We acknowledge the recent effort of the Department of Tourism in promoting Filipino food through its program called Kain Na (Let’s Eat). We have always thought that our food can be a great come-on for domestic and foreign tourists. Recently there was an event which focused on Laguna cuisine in Solenad, Nuvali. Hopefully other provinces will follow and have their own programs.

There is a lady who is the unsung heroine of Filipino food management: Maria Y. Orosa, a native of Taal, Batangas, who left the comforts of her home and sought to learn more about food management in the US. During the war she concocted a beverage called soyalac from rice bran (darak) which she bravely supplied to the men in the underground movement. She is credited for giving us an alternative to tomato catsup, the banana ketchup which is now a popular dip in most Filipino homes.

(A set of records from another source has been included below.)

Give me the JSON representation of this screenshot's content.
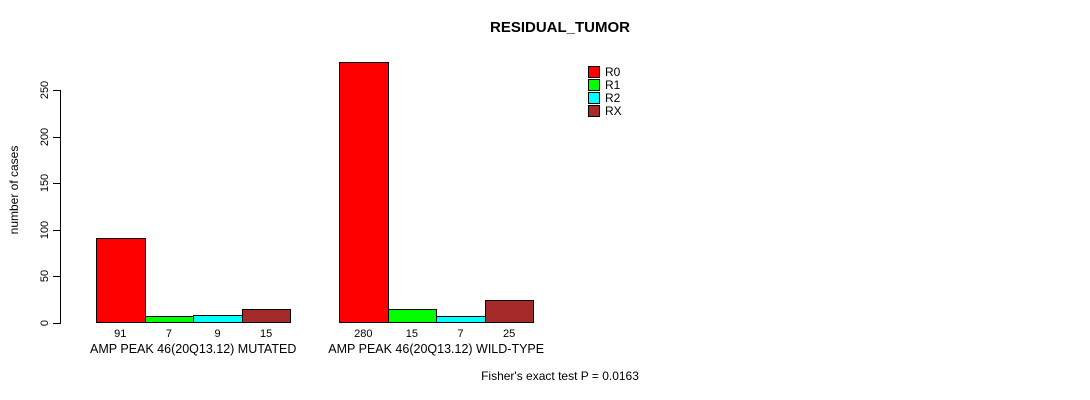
{
  "title": "RESIDUAL_TUMOR",
  "footer": "Fisher's exact test P = 0.0163",
  "chart_data": {
    "type": "bar",
    "title": "RESIDUAL_TUMOR",
    "xlabel": "",
    "ylabel": "number of cases",
    "ylim": [
      0,
      280
    ],
    "yticks": [
      0,
      50,
      100,
      150,
      200,
      250
    ],
    "grid": false,
    "legend_position": "right",
    "series": [
      {
        "name": "R0",
        "color": "#FF0000"
      },
      {
        "name": "R1",
        "color": "#00FF00"
      },
      {
        "name": "R2",
        "color": "#00FFFF"
      },
      {
        "name": "RX",
        "color": "#A52A2A"
      }
    ],
    "groups": [
      {
        "label": "AMP PEAK 46(20Q13.12) MUTATED",
        "values": [
          91,
          7,
          9,
          15
        ]
      },
      {
        "label": "AMP PEAK 46(20Q13.12) WILD-TYPE",
        "values": [
          280,
          15,
          7,
          25
        ]
      }
    ],
    "bar_value_labels": true,
    "annotation": "Fisher's exact test P = 0.0163"
  }
}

The modern-day food supplier of basic baking elements, the Liberty group, which supplies Maya brand flour and its byproduct, hotcake mixes, has introduced the Maya Happy Mugs – versatile, special cake mixes in individual mugs ready to mix and bake in the microwave for two minutes. Voila! A single serve cake. Flavors are chocolate and caramel. We did enjoy the former as an afternoon snack during the holiday season. It was good! Innovations are happening in the food industry. This makes home bakers happy.